Dear Cheol-Hyan,
Your analysis will have to be a complex AC one. Really, to work
out the power you will also need extra information about the phase
difference between the current and the voltage.
The power in is then P=I*V*cos(phi) where phi is this phase
difference.
With a resonant transducer such as yours this will change with
frequency as you go from below the resonant frequency to above it.
The best idea is to get some time on an impedance analyser, to do
a frequency sweep over the resonance. This will give you the
magnitude and phase of the impedance.

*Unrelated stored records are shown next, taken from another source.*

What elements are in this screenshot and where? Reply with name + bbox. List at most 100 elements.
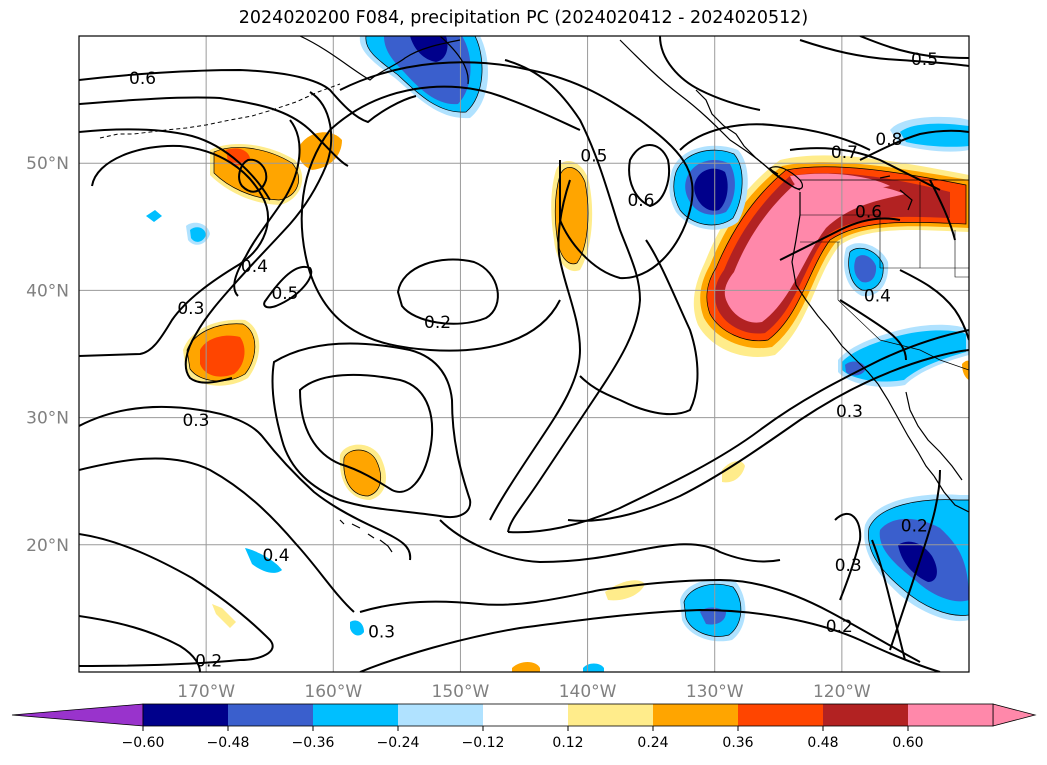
- contour-label: 0.3: [368, 622, 395, 642]
- contour-label: 0.3: [836, 402, 863, 422]
- contour-0.3-s-center: [359, 578, 921, 663]
- positive-anomaly-central-orange: [555, 167, 589, 264]
- colorbar-tick-label: −0.48: [207, 735, 250, 751]
- colorbar-box: [653, 704, 738, 726]
- speck-8: [512, 662, 540, 672]
- colorbar: −0.60 −0.48 −0.36 −0.24 −0.12 0.12 0.24 0.36 0.4…: [11, 703, 1037, 751]
- contour-0.2-middle: [298, 373, 434, 493]
- outline-tropical: [683, 583, 742, 637]
- contour-0.5-north-pac: [659, 36, 761, 111]
- colorbar-tick-label: −0.24: [377, 735, 420, 751]
- outline-gulf: [673, 149, 743, 226]
- contour-label: 0.4: [241, 257, 268, 277]
- map-frame: [78, 35, 970, 673]
- contour-0.2-s: [359, 608, 941, 672]
- contour-label: 0.3: [182, 411, 209, 431]
- colorbar-box: [228, 704, 313, 726]
- negative-anomaly-tropical-mid: [700, 607, 726, 625]
- latitude-labels: 20°N 30°N 40°N 50°N: [26, 154, 69, 556]
- contour-0.3-mid-s: [79, 405, 412, 561]
- lon-tick-label: 170°W: [177, 682, 235, 702]
- contour-0.3-south-curve: [439, 519, 781, 564]
- contour-label: 0.2: [424, 313, 451, 333]
- positive-anomaly-w2: [298, 132, 342, 170]
- lon-tick-label: 160°W: [304, 682, 362, 702]
- contour-0.6-east: [779, 217, 901, 261]
- contour-0.3-s: [79, 457, 355, 613]
- colorbar-under-extend: [11, 703, 144, 727]
- contour-0.6-ne: [859, 36, 969, 59]
- lon-tick-label: 150°W: [432, 682, 490, 702]
- speck-6: [212, 604, 236, 628]
- contour-label: 0.2: [901, 517, 928, 537]
- contour-0.6-gulf: [628, 144, 670, 208]
- contour-lines: [79, 36, 969, 672]
- contour-label: 0.6: [627, 191, 654, 211]
- speck-10: [962, 360, 969, 380]
- speck-3: [245, 548, 282, 573]
- colorbar-box: [823, 704, 908, 726]
- contour-0.2-ne: [929, 179, 956, 241]
- baja-california: [877, 383, 963, 481]
- positive-anomaly-w1-red: [226, 148, 250, 166]
- colorbar-box: [398, 704, 483, 726]
- contour-0.3-center: [300, 85, 581, 352]
- great-lakes-fragment: [879, 175, 913, 211]
- alaska-panhandle: [619, 39, 801, 191]
- contour-0.2-mexico: [889, 469, 941, 651]
- contour-0.4-nw: [79, 128, 271, 201]
- outline-central: [554, 167, 589, 265]
- colorbar-tick-label: −0.60: [122, 735, 165, 751]
- outline-alaska: [365, 36, 483, 113]
- coastlines: [99, 36, 969, 553]
- colorbar-tick-label: 0.36: [722, 735, 753, 751]
- graticule: [79, 36, 969, 672]
- colorbar-over-extend: [992, 703, 1037, 727]
- colorbar-box: [483, 704, 568, 726]
- positive-anomaly-west-coast-pink: [724, 180, 905, 323]
- aleutian-islands: [99, 83, 341, 139]
- contour-label: 0.4: [263, 546, 290, 566]
- contour-0.6-w-small: [238, 158, 268, 193]
- contour-0.5-nw: [79, 96, 349, 167]
- state-borders: [800, 182, 969, 341]
- contour-label: 0.8: [875, 130, 902, 150]
- positive-anomaly-hawaii-north-red: [200, 335, 245, 377]
- contour-0.4-w: [184, 91, 333, 384]
- contour-0.3-middle: [271, 342, 472, 518]
- contour-0.5-east-shore: [579, 239, 699, 416]
- contour-0.5-w: [263, 265, 313, 309]
- contour-0.5-inner-w: [233, 119, 301, 297]
- speck-7: [722, 461, 745, 483]
- colorbar-box: [143, 704, 228, 726]
- contour-0.6-coast: [679, 123, 871, 151]
- contour-0.7-coast: [789, 147, 941, 191]
- contour-label: 0.7: [831, 143, 858, 163]
- speck-1: [146, 210, 162, 222]
- map-title: 2024020200 F084, precipitation PC (20240…: [238, 8, 809, 28]
- lon-tick-label: 130°W: [686, 682, 744, 702]
- contour-label: 0.6: [855, 203, 882, 223]
- colorbar-tick-label: −0.36: [292, 735, 335, 751]
- negative-anomaly-mexico-core: [898, 541, 937, 582]
- contour-label: 0.5: [580, 147, 607, 167]
- speck-11-core: [900, 123, 969, 147]
- hawaii: [339, 519, 393, 553]
- lat-tick-label: 30°N: [26, 409, 69, 429]
- contour-label: 0.5: [911, 50, 938, 70]
- us-west-coast: [791, 192, 879, 385]
- negative-anomaly-gulf-core: [694, 168, 728, 211]
- contour-label: 0.4: [864, 286, 891, 306]
- contour-0.2-mexico-small: [871, 539, 906, 661]
- lon-tick-label: 120°W: [813, 682, 871, 702]
- longitude-labels: 170°W 160°W 150°W 140°W 130°W 120°W: [177, 682, 871, 702]
- lat-tick-label: 20°N: [26, 536, 69, 556]
- us-mexico-border: [879, 339, 969, 371]
- alaska-coast: [299, 36, 469, 85]
- contour-0.3-center-big: [339, 61, 694, 280]
- lat-tick-label: 50°N: [26, 154, 69, 174]
- contour-0.5-ne: [799, 39, 969, 67]
- precipitation-shading: [146, 36, 969, 672]
- colorbar-box: [908, 704, 993, 726]
- colorbar-box: [738, 704, 823, 726]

The machine can also give
you the admittance (inverse of impedance)  and the real part of
this, the 'conductance', is proportional to the real power dissipated
by the transducer.
There are many books about AC circuit analysis and people at
your university who deal with AC electrical power will be able to
teach you about it better than I can here.
Hoping this is of some help.

Phil Rayner

On 15 Nov 98, at 20:54, Cheol-Hyun Han wrote:

Date sent:              Sun, 15 Nov 1998 20:54:36 -1000 (HST)
From:                   Cheol-Hyun Han 
Subject:                Power consumption of piezoelectric transducers
To:                     [email protected]
Send reply to:          Cheol-Hyun Han , mems-
[email protected]

> Hi, everybody:
> Does anyone knows or has experience to measure or calculate the power
> consumption of ZnO piezoelectric transducers?
>
> Now, I'm trying to measure it and compare with commercial
> electromagnetic dynamic acoustic transducers. But,
> strangely, piezo acoustic transducers give more power consumption as follows.
> But normally, considering the advantage of piezoelectric acoustic
> transducers, shouldn't the power consumption of piezoelectric transducer
> bellow than the one that of dynamic transducers?
>
> Is there any misunderstanding in my way to measuring the power
> consumption ?
>
> 
> Dc resistance = infinity
> AC current = 0.36 mA
> AC voltage = 7.1Vrms
> Therefore, R= 7.1/0.00036 = 1.97E4 ohm
> Therefore, P= square(7.1V)/(1.97E4 ohm) = 2.5 mWatt
>
> 
> Dc resistance = 28 ohm
> AC current = 4.4 mA
> AC voltage = 0.035Vrms
> Therefore, R= 8.03 ohm
> Therefore, P = square(0.035V)/(8.03 ohm) = 0.15 mWatt
>
>
>